Quatre hadrosaures viennent chercher Varian à l’aube, un pour chacun de ses membres au cas où il aurait planqué des armes dans son lit, ils garent leur fourgon blindé pile à l’entrée arrière du chalet des Lupins Rouges, traversent le hall à grands pas sans regarder les distributeurs automatiques qui vendent boissons gazeuses et sandwichs, capotes et barres de chocolat, pénètrent dans l’ascenseur, ignorent patiemment la voix féminine électronique les prévènant que les portes vont se refermer, qu’ils sont arrivés au premier étage et que les portes vont s’ouvrir, longent le couloir à pas lourds et pourtant rapides, passent devant des dizaines de portes identiques hormis le chiffre cerclé de rouge en leur milieu, arrivent à celle qu’ils cherchent et, sans effort et quasiment sans bruit, en font sauter la serrure.

Nancy Huston est une auteure que j’ai à la fois adorée et détestée. Adorée dans  » Lignes de faille » (lu, relu, rerelu, offert à tour de bras), « L’empreinte de l’ange », « La virevolte » et détestée dans  » Instruments des ténèbres ».  Il y a donc plus de lectures positives que négatives. Mais où vais-je placer celle-ci?

Dans « Le club des miracles relatifs », l’auteure nous embarque dans un monde étrange. J’ai eu quelques difficultés à situer l’époque.
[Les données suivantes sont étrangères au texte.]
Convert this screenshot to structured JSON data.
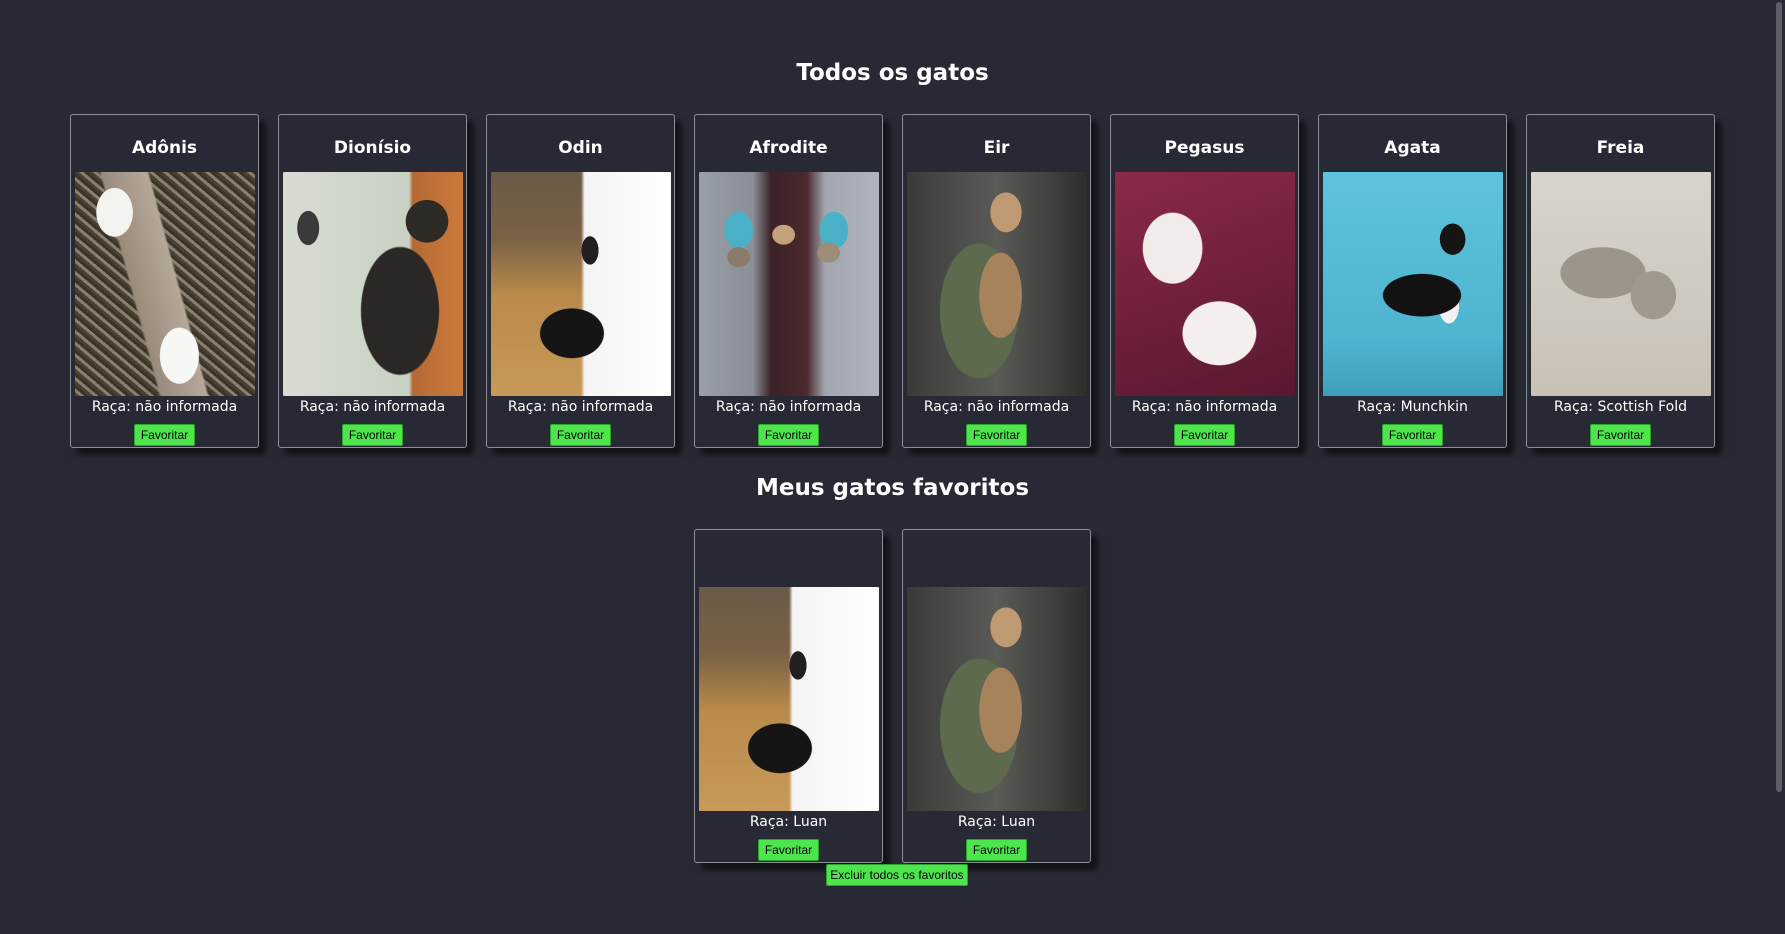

Bien que des dates soient données, quelques détails me faisaient penser à un roman de science-fiction. (Et je déteste la science-fiction).

Les toutes premières pages ont bien failli être les seules lues si je ne m’étais pas accrochée! En effet, entre des mots inventés et des phrases sans ponctuation, j’ai hésité à reposer ce livre.

« Le club des miracles relatifs » c’est l’histoire de Varian mais pas que.

C’est l’histoire d’un monde violent mais pas que.

C’est une fable désespérée mais pas que.

C’est une volonté de se battre coûte que coûte pour ses idéaux mais pas que.

La première découverte avec Varian est introduite avec son arrestation. Même si on le sait plus tard, il est soupçonné d’avoir commis des attentats avec des activistes écologiques.  On est ensuite propulsé dans son enfance.

Ross et Beatrix, la quarantaine, avaient presque renoncé à avoir un enfant. Le miracle se produit et Varian rentre dans leur nid douillet, empli de doux plaisirs et de fêtes.
Ses deux parents le choient malgré le sentiment grandissant que Varian n’est pas tout à fait comme les autres enfants. Il est ultra-sensible et pourtant il ne montre aucune marque d’affection, très intelligent, et parle de façon hachée. Les paragraphes sans ponctuation sont des transcriptions de sa pensée.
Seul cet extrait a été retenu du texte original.